何雨柱对他微微颔首,目光掠过营地内略显疲惫的士兵、堆积不多的弹药,轻声安慰道:“段将军,这段时间辛苦你了。”
只这一句体谅的话,便让段希文眼眶微热,几欲泛红。
他一路忍辱负重、浴血厮杀,怕的从不是敌人凶猛,而是背后无人可依、孤军奋战。
如今,最大的靠山亲自到来,他还有什么可惧?
将何雨柱等人迎进营地,段希文边走边急声汇报:“何先生,苗伦、丹拓、吴钦三方已经暗中联络,准备合兵一处全力强攻。他们兵力加起来超过三千,装备也不差,再拖下去……”

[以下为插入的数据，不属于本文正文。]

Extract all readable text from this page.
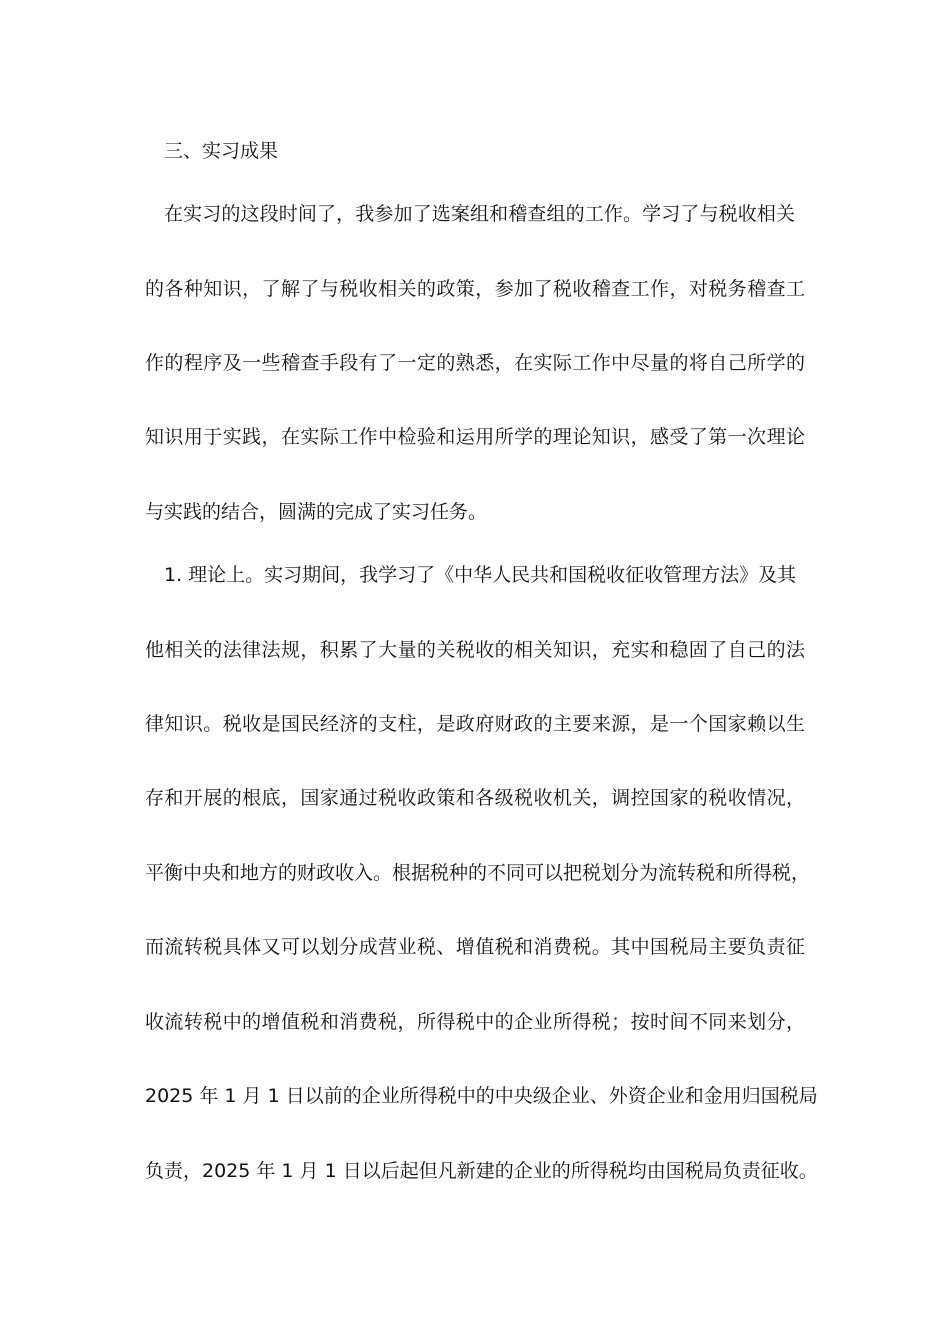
三、实习成果
在实习的这段时间了，我参加了选案组和稽查组的工作。学习了与税收相关
的各种知识，了解了与税收相关的政策，参加了税收稽查工作，对税务稽查工
作的程序及一些稽查手段有了一定的熟悉，在实际工作中尽量的将自己所学的
知识用于实践，在实际工作中检验和运用所学的理论知识，感受了第一次理论
与实践的结合，圆满的完成了实习任务。
1. 理论上。实习期间，我学习了《中华人民共和国税收征收管理方法》及其
他相关的法律法规，积累了大量的关税收的相关知识，充实和稳固了自己的法
律知识。税收是国民经济的支柱，是政府财政的主要来源，是一个国家赖以生
存和开展的根底，国家通过税收政策和各级税收机关，调控国家的税收情况，
平衡中央和地方的财政收入。根据税种的不同可以把税划分为流转税和所得税，
而流转税具体又可以划分成营业税、增值税和消费税。其中国税局主要负责征
收流转税中的增值税和消费税，所得税中的企业所得税；按时间不同来划分，
2025 年 1 月 1 日以前的企业所得税中的中央级企业、外资企业和金用归国税局
负责，2025 年 1 月 1 日以后起但凡新建的企业的所得税均由国税局负责征收。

何雨柱轻轻抬手打断,语气平静,却带着一股不容置疑的绝对力量:“不用等他们合兵。”
“我们主动出击。”
段希文猛地一怔。
他本以为何雨柱到来,会先加固防御、补充弹药,再徐徐图之,却万万没有想到,这位爷一到,就要直接打上门去。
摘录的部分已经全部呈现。